It’s an agonizing trauma to be laden on a bed already full of patients, but this is the typical predicament of a patient in a Government hospital. On an average one hospital bed in a Government hospital is used for almost 879 people.
The state of Government hospital
We have just told you that one hospital bed is used for nearly 879 people on an average and the situation takes a turn for the worst say the reports. There is a silver lining to the cloud Manipur shows a better average folks!
Every tenth student from Andhra Pradesh takes up medical studies but the state of the hospital bed is shocking, nearly 2,230 people use a hospital bed on a average.
The health ministry verdict
Health Minister Ghulam Nabi Azad handed over the estimates for January 1, 2013 to the Lok Sabha . The reports state “As per the goals of the 12th Plan, India needs another 5,96,589 hospital beds to reach the target of 500 beds per 10,00,000 people”.
Azad admits that it’s the Central Government that renders finances to different states to support the health systems.
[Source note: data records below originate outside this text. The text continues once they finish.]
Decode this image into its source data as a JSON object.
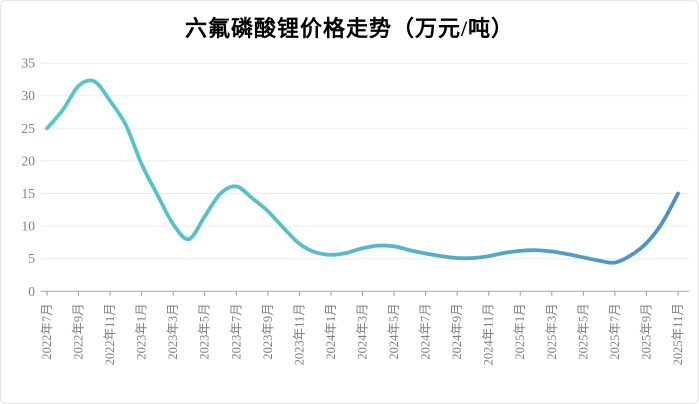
{
  "chart_data": {
    "type": "line",
    "title": "六氟磷酸锂价格走势（万元/吨）",
    "xlabel": "",
    "ylabel": "",
    "unit": "万元/吨",
    "ylim": [
      0,
      35
    ],
    "yticks": [
      0,
      5,
      10,
      15,
      20,
      25,
      30,
      35
    ],
    "grid": true,
    "legend_position": "none",
    "x_tick_labels": [
      "2022年7月",
      "2022年9月",
      "2022年11月",
      "2023年1月",
      "2023年3月",
      "2023年5月",
      "2023年7月",
      "2023年9月",
      "2023年11月",
      "2024年1月",
      "2024年3月",
      "2024年5月",
      "2024年7月",
      "2024年9月",
      "2024年11月",
      "2025年1月",
      "2025年3月",
      "2025年5月",
      "2025年7月",
      "2025年9月",
      "2025年11月"
    ],
    "series": [
      {
        "name": "六氟磷酸锂价格",
        "x": [
          "2022-07",
          "2022-08",
          "2022-09",
          "2022-10",
          "2022-11",
          "2022-12",
          "2023-01",
          "2023-02",
          "2023-03",
          "2023-04",
          "2023-05",
          "2023-06",
          "2023-07",
          "2023-08",
          "2023-09",
          "2023-10",
          "2023-11",
          "2023-12",
          "2024-01",
          "2024-02",
          "2024-03",
          "2024-04",
          "2024-05",
          "2024-06",
          "2024-07",
          "2024-08",
          "2024-09",
          "2024-10",
          "2024-11",
          "2024-12",
          "2025-01",
          "2025-02",
          "2025-03",
          "2025-04",
          "2025-05",
          "2025-06",
          "2025-07",
          "2025-08",
          "2025-09",
          "2025-10",
          "2025-11"
        ],
        "values": [
          25.0,
          27.8,
          31.5,
          32.2,
          29.2,
          25.5,
          19.5,
          14.8,
          10.3,
          8.0,
          11.5,
          15.0,
          16.1,
          14.3,
          12.3,
          9.7,
          7.3,
          6.0,
          5.6,
          5.9,
          6.6,
          7.0,
          6.9,
          6.3,
          5.8,
          5.4,
          5.1,
          5.1,
          5.4,
          5.9,
          6.2,
          6.3,
          6.1,
          5.7,
          5.2,
          4.7,
          4.4,
          5.5,
          7.4,
          10.5,
          15.0
        ]
      }
    ],
    "colors": {
      "line_gradient_stops": [
        {
          "offset": 0.0,
          "color": "#55c6cc"
        },
        {
          "offset": 0.45,
          "color": "#5abcc8"
        },
        {
          "offset": 0.72,
          "color": "#55a5c8"
        },
        {
          "offset": 1.0,
          "color": "#4c8fc7"
        }
      ],
      "grid": "#ebebeb",
      "axis": "#b3b3b3",
      "tick": "#9a9a9a",
      "tick_label": "#7f7f7f",
      "title": "#000000"
    }
  }
}
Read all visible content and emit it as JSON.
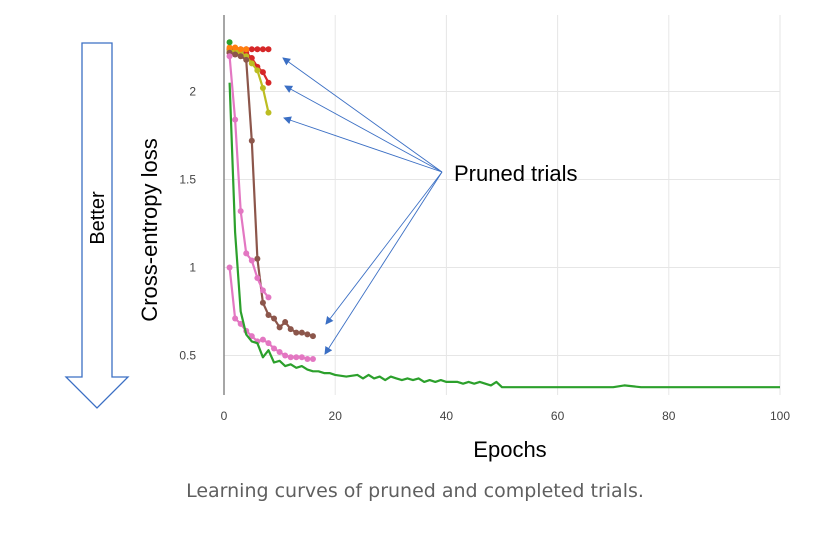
{
  "caption": "Learning curves of pruned and completed trials.",
  "better_label": "Better",
  "annotation": "Pruned trials",
  "chart_data": {
    "type": "line",
    "title": "",
    "xlabel": "Epochs",
    "ylabel": "Cross-entropy loss",
    "xlim": [
      0,
      100
    ],
    "ylim": [
      0.3,
      2.35
    ],
    "grid": true,
    "x_ticks": [
      0,
      20,
      40,
      60,
      80,
      100
    ],
    "y_ticks": [
      0.5,
      1,
      1.5,
      2
    ],
    "x_tick_labels": [
      "0",
      "20",
      "40",
      "60",
      "80",
      "100"
    ],
    "y_tick_labels": [
      "0.5",
      "1",
      "1.5",
      "2"
    ],
    "series": [
      {
        "color": "#d62728",
        "markers": true,
        "x": [
          1,
          2,
          3,
          4,
          5,
          6,
          7,
          8
        ],
        "y": [
          2.24,
          2.24,
          2.24,
          2.24,
          2.24,
          2.24,
          2.24,
          2.24
        ]
      },
      {
        "color": "#d62728",
        "markers": true,
        "x": [
          1,
          2,
          3,
          4,
          5,
          6,
          7,
          8
        ],
        "y": [
          2.22,
          2.22,
          2.22,
          2.22,
          2.19,
          2.14,
          2.11,
          2.05
        ]
      },
      {
        "color": "#bcbd22",
        "markers": true,
        "x": [
          1,
          2,
          3,
          4,
          5,
          6,
          7,
          8
        ],
        "y": [
          2.23,
          2.23,
          2.22,
          2.2,
          2.16,
          2.12,
          2.02,
          1.88
        ]
      },
      {
        "color": "#ff7f0e",
        "markers": true,
        "x": [
          1,
          2,
          3,
          4
        ],
        "y": [
          2.25,
          2.25,
          2.24,
          2.24
        ]
      },
      {
        "color": "#2ca02c",
        "markers": true,
        "x": [
          1
        ],
        "y": [
          2.28
        ]
      },
      {
        "color": "#8c564b",
        "markers": true,
        "x": [
          1,
          2,
          3,
          4,
          5,
          6,
          7,
          8,
          9,
          10,
          11,
          12,
          13,
          14,
          15,
          16
        ],
        "y": [
          2.22,
          2.21,
          2.2,
          2.18,
          1.72,
          1.05,
          0.8,
          0.73,
          0.71,
          0.66,
          0.69,
          0.65,
          0.63,
          0.63,
          0.62,
          0.61
        ]
      },
      {
        "color": "#e377c2",
        "markers": true,
        "x": [
          1,
          2,
          3,
          4,
          5,
          6,
          7,
          8,
          9,
          10,
          11,
          12,
          13,
          14,
          15,
          16
        ],
        "y": [
          1.0,
          0.71,
          0.68,
          0.64,
          0.61,
          0.58,
          0.59,
          0.57,
          0.54,
          0.52,
          0.5,
          0.49,
          0.49,
          0.49,
          0.48,
          0.48
        ]
      },
      {
        "color": "#e377c2",
        "markers": true,
        "x": [
          1,
          2,
          3,
          4,
          5,
          6,
          7,
          8
        ],
        "y": [
          2.2,
          1.84,
          1.32,
          1.08,
          1.04,
          0.94,
          0.87,
          0.83
        ]
      },
      {
        "color": "#2ca02c",
        "markers": false,
        "x": [
          1,
          2,
          3,
          4,
          5,
          6,
          7,
          8,
          9,
          10,
          11,
          12,
          13,
          14,
          15,
          16,
          17,
          18,
          19,
          20,
          22,
          24,
          25,
          26,
          27,
          28,
          29,
          30,
          31,
          32,
          33,
          34,
          35,
          36,
          37,
          38,
          39,
          40,
          41,
          42,
          43,
          44,
          45,
          46,
          47,
          48,
          49,
          50,
          52,
          55,
          60,
          65,
          70,
          72,
          75,
          80,
          85,
          90,
          95,
          100
        ],
        "y": [
          2.05,
          1.2,
          0.75,
          0.62,
          0.58,
          0.57,
          0.49,
          0.53,
          0.46,
          0.47,
          0.44,
          0.45,
          0.43,
          0.44,
          0.42,
          0.41,
          0.41,
          0.4,
          0.4,
          0.39,
          0.38,
          0.39,
          0.37,
          0.39,
          0.37,
          0.38,
          0.36,
          0.38,
          0.37,
          0.36,
          0.37,
          0.36,
          0.37,
          0.35,
          0.36,
          0.35,
          0.36,
          0.35,
          0.35,
          0.35,
          0.34,
          0.35,
          0.34,
          0.35,
          0.34,
          0.33,
          0.35,
          0.32,
          0.32,
          0.32,
          0.32,
          0.32,
          0.32,
          0.33,
          0.32,
          0.32,
          0.32,
          0.32,
          0.32,
          0.32
        ]
      }
    ]
  }
}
The National Rural Health Mission supports the latest up gradation of the health facilities for the public and also helps in the new constructions for the hospitals.
The average in the world says that about 30 beds are needed to cater to a population of about 10,000 people whereas the WHO or the World Health Organization recommends that for 1000 people , the hospitals need to have 1.9 beds.
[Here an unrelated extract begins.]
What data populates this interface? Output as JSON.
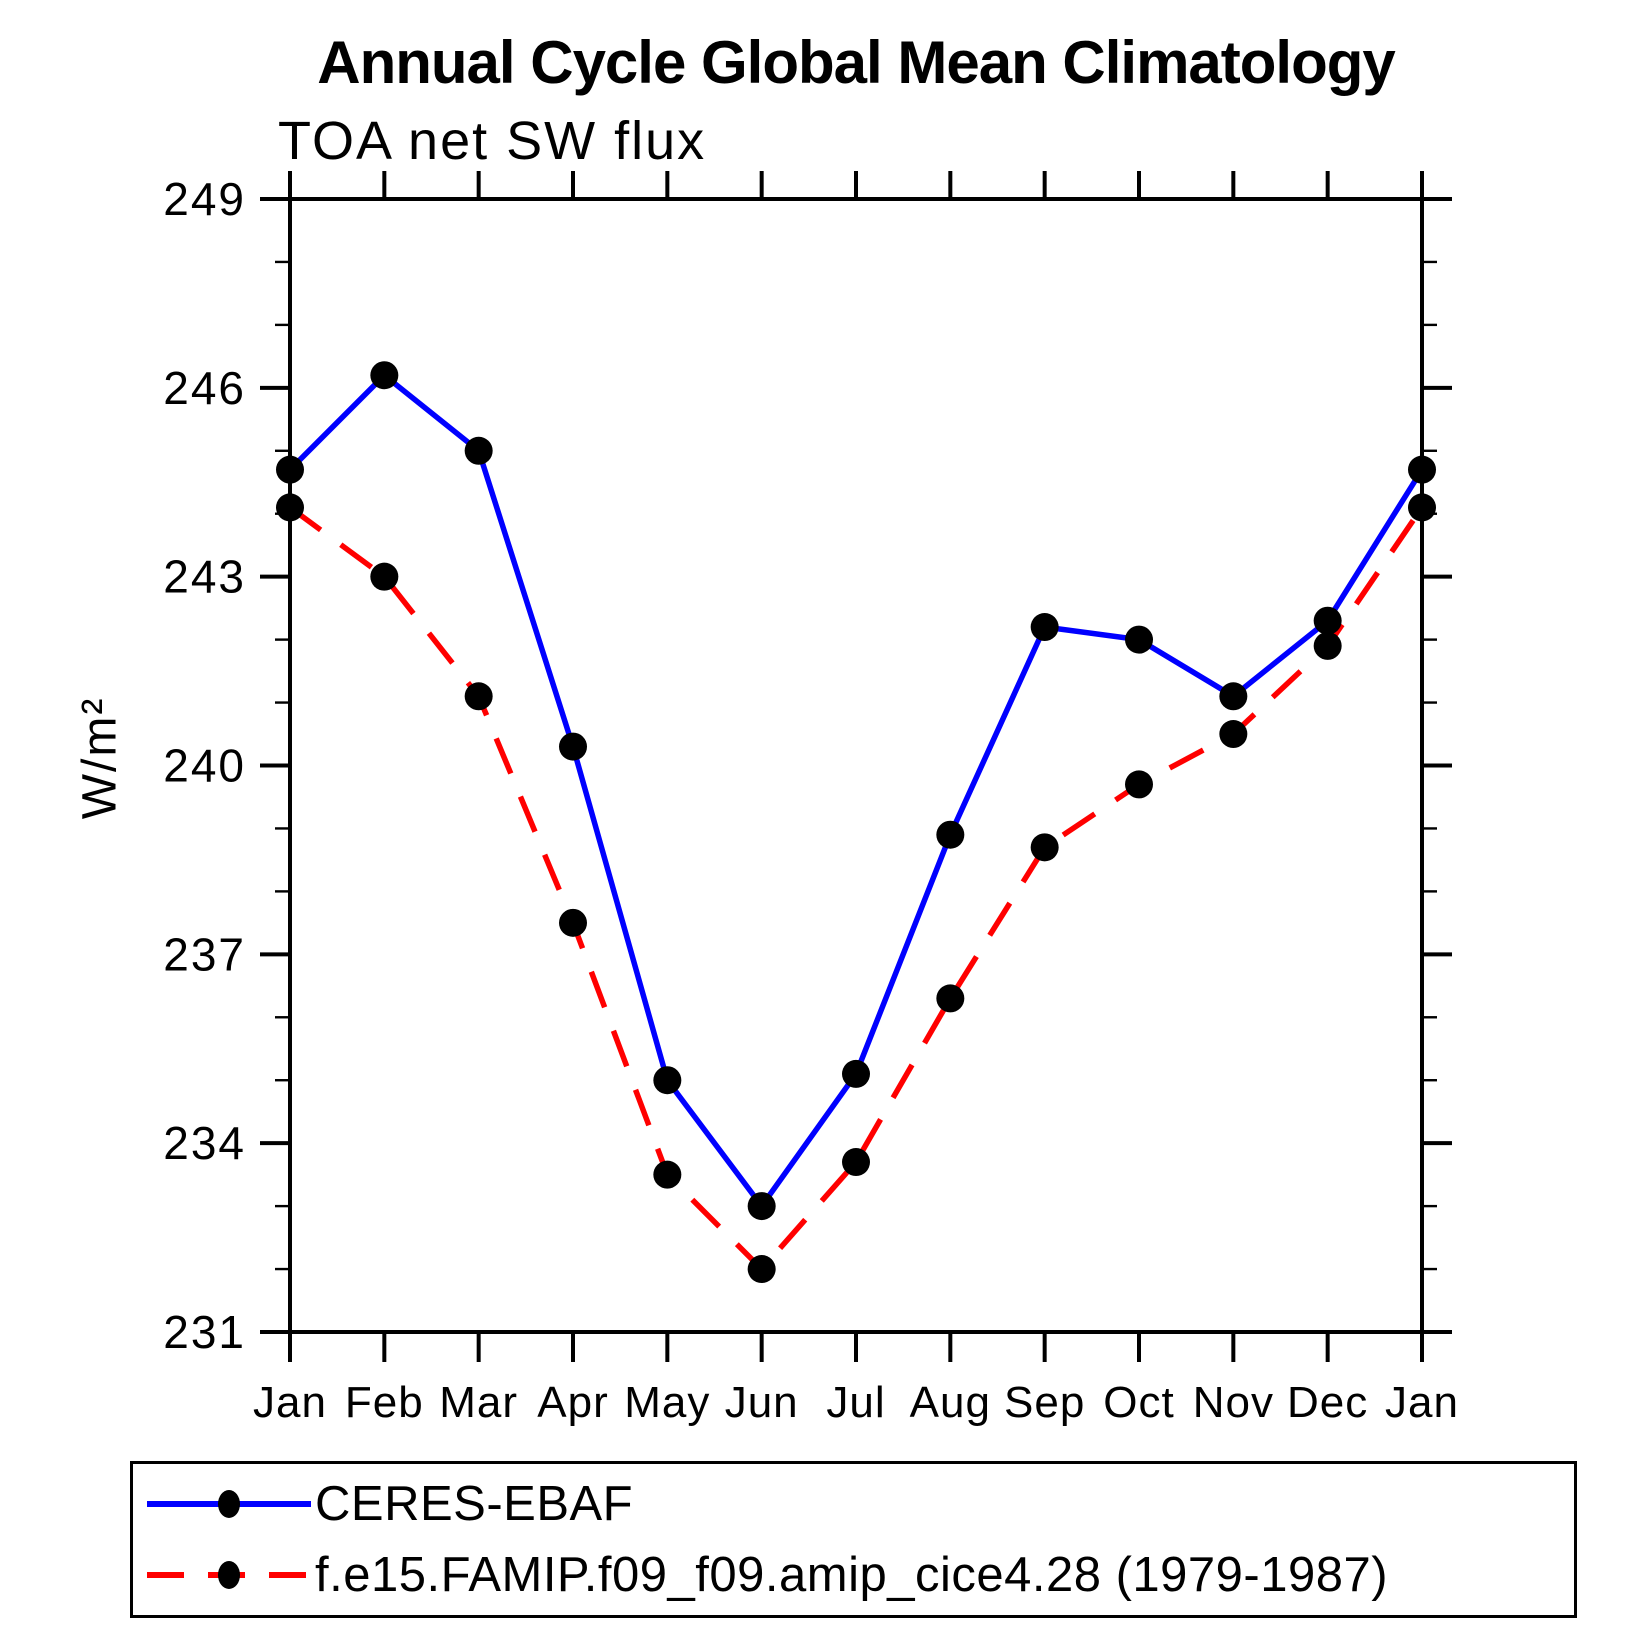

Dr K S Reddy, from the Planning Commission’s , high level expert group in India has submitted a report in 2011 that out of the total 1.37 million hospital beds that were accessible almost 8,33,000 beds are in the private hospitals. Experts also say that India shells out nearly 4% of GDP on healthcare.
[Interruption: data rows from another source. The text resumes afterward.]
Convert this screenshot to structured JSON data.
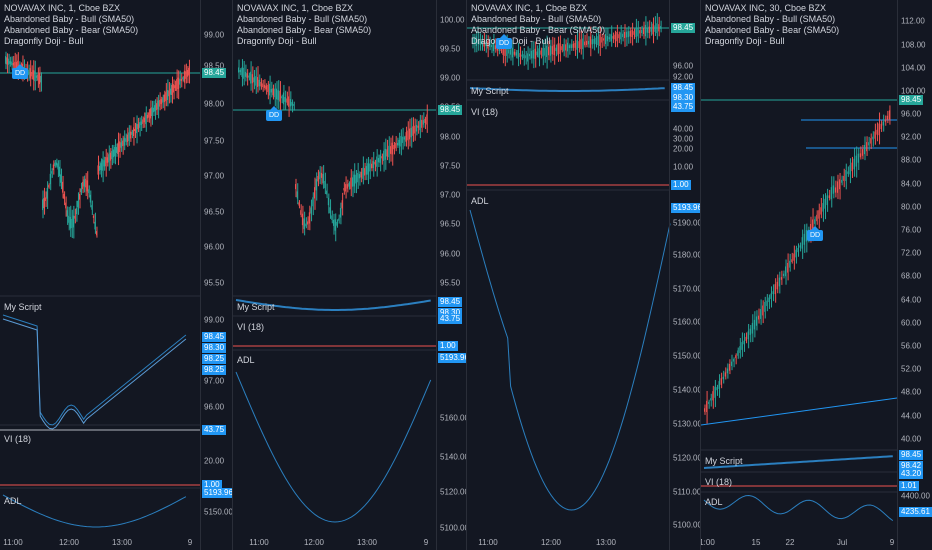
{
  "colors": {
    "bg": "#131722",
    "up": "#26a69a",
    "down": "#ef5350",
    "line": "#2b7fbf",
    "grid": "#2a2e39",
    "price_tag": "#26a69a",
    "vi_tag": "#2196f3",
    "adl_tag": "#2196f3",
    "red_tag": "#ef5350"
  },
  "panes": [
    {
      "title": "NOVAVAX INC, 1, Cboe BZX",
      "studies": [
        "Abandoned Baby - Bull (SMA50)",
        "Abandoned Baby - Bear (SMA50)",
        "Dragonfly Doji - Bull"
      ],
      "price_ticks": [
        "99.00",
        "98.50",
        "98.00",
        "97.50",
        "97.00",
        "96.50",
        "96.00",
        "95.50"
      ],
      "price_tag": "98.45",
      "dd_label": "DD",
      "sub1_label": "My Script",
      "sub1_ticks": [
        "99.00",
        "98.00",
        "97.00",
        "96.00"
      ],
      "sub1_tags": [
        "98.45",
        "98.30",
        "98.25",
        "98.25"
      ],
      "vi_label": "VI (18)",
      "vi_tags": [
        "43.75",
        "1.00"
      ],
      "vi_ticks": [
        "20.00"
      ],
      "adl_label": "ADL",
      "adl_tag": "5193.96",
      "adl_ticks": [
        "5150.00"
      ],
      "x_labels": [
        "11:00",
        "12:00",
        "13:00",
        "9"
      ]
    },
    {
      "title": "NOVAVAX INC, 1, Cboe BZX",
      "studies": [
        "Abandoned Baby - Bull (SMA50)",
        "Abandoned Baby - Bear (SMA50)",
        "Dragonfly Doji - Bull"
      ],
      "price_ticks": [
        "100.00",
        "99.50",
        "99.00",
        "98.50",
        "98.00",
        "97.50",
        "97.00",
        "96.50",
        "96.00",
        "95.50"
      ],
      "price_tag": "98.45",
      "dd_label": "DD",
      "sub1_label": "My Script",
      "sub1_tags": [
        "98.45",
        "98.30",
        "43.75"
      ],
      "vi_label": "VI (18)",
      "vi_tags": [
        "1.00"
      ],
      "adl_label": "ADL",
      "adl_tag": "5193.96",
      "adl_ticks": [
        "5160.00",
        "5140.00",
        "5120.00",
        "5100.00"
      ],
      "x_labels": [
        "11:00",
        "12:00",
        "13:00",
        "9"
      ]
    },
    {
      "title": "NOVAVAX INC, 1, Cboe BZX",
      "studies": [
        "Abandoned Baby - Bull (SMA50)",
        "Abandoned Baby - Bear (SMA50)",
        "Dragonfly Doji - Bull"
      ],
      "price_ticks": [
        "96.00",
        "92.00"
      ],
      "price_tag": "98.45",
      "dd_label": "DD",
      "sub1_label": "My Script",
      "sub1_tags": [
        "98.45",
        "98.30",
        "43.75"
      ],
      "sub1_ticks": [
        "40.00",
        "30.00",
        "20.00",
        "10.00"
      ],
      "vi_label": "VI (18)",
      "vi_tags": [
        "1.00"
      ],
      "adl_label": "ADL",
      "adl_tag": "5193.96",
      "adl_ticks": [
        "5190.00",
        "5180.00",
        "5170.00",
        "5160.00",
        "5150.00",
        "5140.00",
        "5130.00",
        "5120.00",
        "5110.00",
        "5100.00"
      ],
      "x_labels": [
        "11:00",
        "12:00",
        "13:00"
      ]
    },
    {
      "title": "NOVAVAX INC, 30, Cboe BZX",
      "studies": [
        "Abandoned Baby - Bull (SMA50)",
        "Abandoned Baby - Bear (SMA50)",
        "Dragonfly Doji - Bull"
      ],
      "price_ticks": [
        "112.00",
        "108.00",
        "104.00",
        "100.00",
        "96.00",
        "92.00",
        "88.00",
        "84.00",
        "80.00",
        "76.00",
        "72.00",
        "68.00",
        "64.00",
        "60.00",
        "56.00",
        "52.00",
        "48.00",
        "44.00",
        "40.00"
      ],
      "price_tag": "98.45",
      "dd_label": "DD",
      "sub1_label": "My Script",
      "sub1_tags": [
        "98.45",
        "98.42",
        "43.20"
      ],
      "vi_label": "VI (18)",
      "vi_tags": [
        "1.01"
      ],
      "adl_label": "ADL",
      "adl_tag": "4235.61",
      "adl_ticks": [
        "4400.00"
      ],
      "x_labels": [
        "1:00",
        "15",
        "22",
        "Jul",
        "9"
      ]
    }
  ]
}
It’s the turn of the Central Government to carry out the up gradation of almost 19 medical colleges, open 8 new AIIMSes, and it will also cater to the extra 11,390 beds in the tertiary health care services.
‘Understanding Healthcare Access in India’ the latest report submitted by the Indian Institute of Health Care and Informatics state that almost 3 out of the 4 beds in India are found in the urban and private sector. This shocking figure has prompted the Government to encourage private-public partnerships.
We have seen that the public health systems have failed in the expectations of the people and so an unorganized and a badly regulated privately owned hospital system has taken over to take care of the health needs by exploiting people. There are no regulations or laws in this sector and thus the health conditions remain substandard.
The Plan panel report states “An appallingly large number of healthcare providers and facilities from the private and unorganized sectors are exploiting the lack of regulatory mechanisms and causing poor health outcomes.” At the moment the health ministry has taken out a Clinical Establishments Regulation Act and will soon be implementing it in the whole country, at least it will be seen in most of the Union territories.